Petr Šulc, an assistant professor at Arizona State University’s School of Molecular Sciences and the Biodesign Center for Molecular Design and Biomimetics, recently won a National Science Foundation Early Career Development (CAREER) award.
Šulc’s laboratory is highly interdisciplinary and widely applies the methods of statistical physics and computational modeling to problems in chemistry, biology and nanotechnology. The group develops new multi-scale models to study the interactions between biomolecules, in particular within the framework of the design and simulations of nanostructures and DNA and RNA devices.
“This research grant will allow our lab to expand the scope of the systems we study and allow us to design a new class of nanodevices and nanomaterials that incorporate DNA, RNA and proteins, as well as ‘other molecules,’ explained Šulc. “Just as the complex machines we use every day – planes, cars and computer chips – require sophisticated computer-aided design tools to ensure they perform a desired function, there is an urgent need for access to such methods in molecular sciences.”
Professor Tijana Rath, Director of the School of Molecular Sciences, said: “Petr Šulc and his group are doing extremely innovative molecular science, using the methods of computational chemistry and physics to study DNA molecules and of RNA in the context of biology as well as nanotechnology. . Our young faculty members in the School of Molecular Sciences have an extraordinary record of achievement, and Professor Šulc is an example of this.
The prestigious CAREER program supports the early career development activities of teacher-researchers who most effectively integrate research and education into the mission of their organization. It offers five-year research grants to each recipient.
DNA and RNA are the basic molecules of life. They perform many functions, including the storage and transfer of information in living cells. They also have promising applications in the field of nanotechnology where engineered DNA and RNA strands are used to assemble nanoscale structures and devices. As Šulc explains, “It’s a bit like playing with Lego blocks, except that each Lego block is only a few nanometers (one millionth of a millimeter), and instead of placing each block where it should go, you place them in a box and shake it randomly until only the structure you want comes out.

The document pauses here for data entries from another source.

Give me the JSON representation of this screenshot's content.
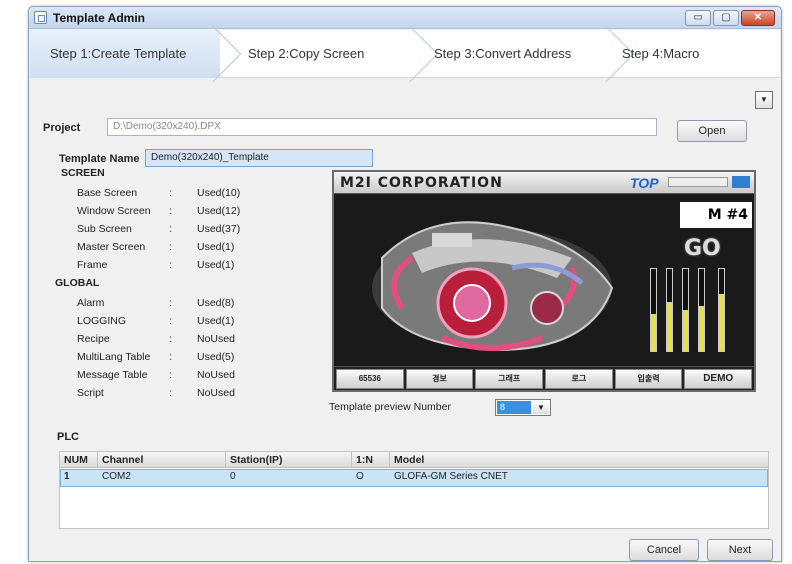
{
  "window": {
    "title": "Template Admin",
    "minimize": "▭",
    "maximize": "▢",
    "close": "✕"
  },
  "steps": [
    {
      "label": "Step 1:Create Template",
      "active": true
    },
    {
      "label": "Step 2:Copy Screen",
      "active": false
    },
    {
      "label": "Step 3:Convert Address",
      "active": false
    },
    {
      "label": "Step 4:Macro",
      "active": false
    }
  ],
  "toolbar": {
    "collapse_icon": "▼"
  },
  "project": {
    "label": "Project",
    "path": "D:\\Demo(320x240).DPX",
    "open_label": "Open"
  },
  "template": {
    "name_label": "Template Name",
    "name_value": "Demo(320x240)_Template"
  },
  "screen": {
    "section": "SCREEN",
    "rows": [
      {
        "name": "Base Screen",
        "sep": ":",
        "value": "Used(10)"
      },
      {
        "name": "Window Screen",
        "sep": ":",
        "value": "Used(12)"
      },
      {
        "name": "Sub Screen",
        "sep": ":",
        "value": "Used(37)"
      },
      {
        "name": "Master Screen",
        "sep": ":",
        "value": "Used(1)"
      },
      {
        "name": "Frame",
        "sep": ":",
        "value": "Used(1)"
      }
    ]
  },
  "global": {
    "section": "GLOBAL",
    "rows": [
      {
        "name": "Alarm",
        "sep": ":",
        "value": "Used(8)"
      },
      {
        "name": "LOGGING",
        "sep": ":",
        "value": "Used(1)"
      },
      {
        "name": "Recipe",
        "sep": ":",
        "value": "NoUsed"
      },
      {
        "name": "MultiLang Table",
        "sep": ":",
        "value": "Used(5)"
      },
      {
        "name": "Message Table",
        "sep": ":",
        "value": "NoUsed"
      },
      {
        "name": "Script",
        "sep": ":",
        "value": "NoUsed"
      }
    ]
  },
  "preview": {
    "corp": "M2I  CORPORATION",
    "top_logo": "TOP",
    "mbox": "M #4",
    "go": "GO",
    "gauges": [
      0.45,
      0.6,
      0.5,
      0.55,
      0.7
    ],
    "buttons": [
      "65536",
      "경보",
      "그래프",
      "로그",
      "입출력",
      "DEMO"
    ],
    "number_label": "Template preview Number",
    "number_value": "8",
    "number_dropdown": "▼"
  },
  "plc": {
    "section": "PLC",
    "columns": [
      "NUM",
      "Channel",
      "Station(IP)",
      "1:N",
      "Model"
    ],
    "rows": [
      {
        "num": "1",
        "channel": "COM2",
        "station": "0",
        "n": "O",
        "model": "GLOFA-GM Series CNET"
      }
    ]
  },
  "footer": {
    "cancel_label": "Cancel",
    "next_label": "Next"
  }
}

This process is called self-assembly, and Šulc and his colleagues use computer modeling and design software to come up with the building blocks that reliably assemble into the desired shape at nanoscale resolution. .
“Promising applications of this field include diagnostics, therapeutics and construction of new materials,” says Šulc. “My lab developed the software to design these blocks, and we work closely with experimental groups at ASU as well as other universities in the United States and Europe.”
They are also interested in applying machine learning methods to sets of biological sequences and using neural networks to design DNA or RNA sequences that will specifically bind to a target protein of interest, such as than the SARS-CoV-2 spike protein.
Video of SMS Junior Faculty Spotlight – Petr Šulc
Computer-aided design software is often used in our large-scale world to design computer chips, cars, and planes so that device operation can initially be tested and optimized in simulation. Nanoscale construction, however, presents multiple challenges. Unlike our macroworld, nanostructures are usually achieved by self-assembly, where individual components randomly diffuse until they meet and assemble into a target structure.
In order to obtain more complex structures that will self-assemble with high yields, there is a need for a new simulation framework that can efficiently and, at the same time, accurately represent the assembly and function of nanostructures.
The Šulc lab will develop a new modeling framework capable of simulating self-assembled DNA nanostructures.
The research team will use this new framework to optimize high-efficiency nanostructure assembly and computer-design new types of reconfigurable nanostructures. Next, the team will extend the modeling platform to allow for the incorporation of other organic/inorganic molecules and materials.
Overall, this award will facilitate the creation of new nanodevices capable of performing complex tasks that would be difficult to achieve experimentally without a sophisticated modeling platform. It will bring the field closer to large-scale industrial applications.
To realize the educational component of the project, the laboratory in Šulc will develop new learning opportunities for university students and the general public. The main effort will be to develop an online citizen science platform, where users can use the simulation platform to design and optimize structures themselves, enabling the crowdsourcing of nanotechnology designs.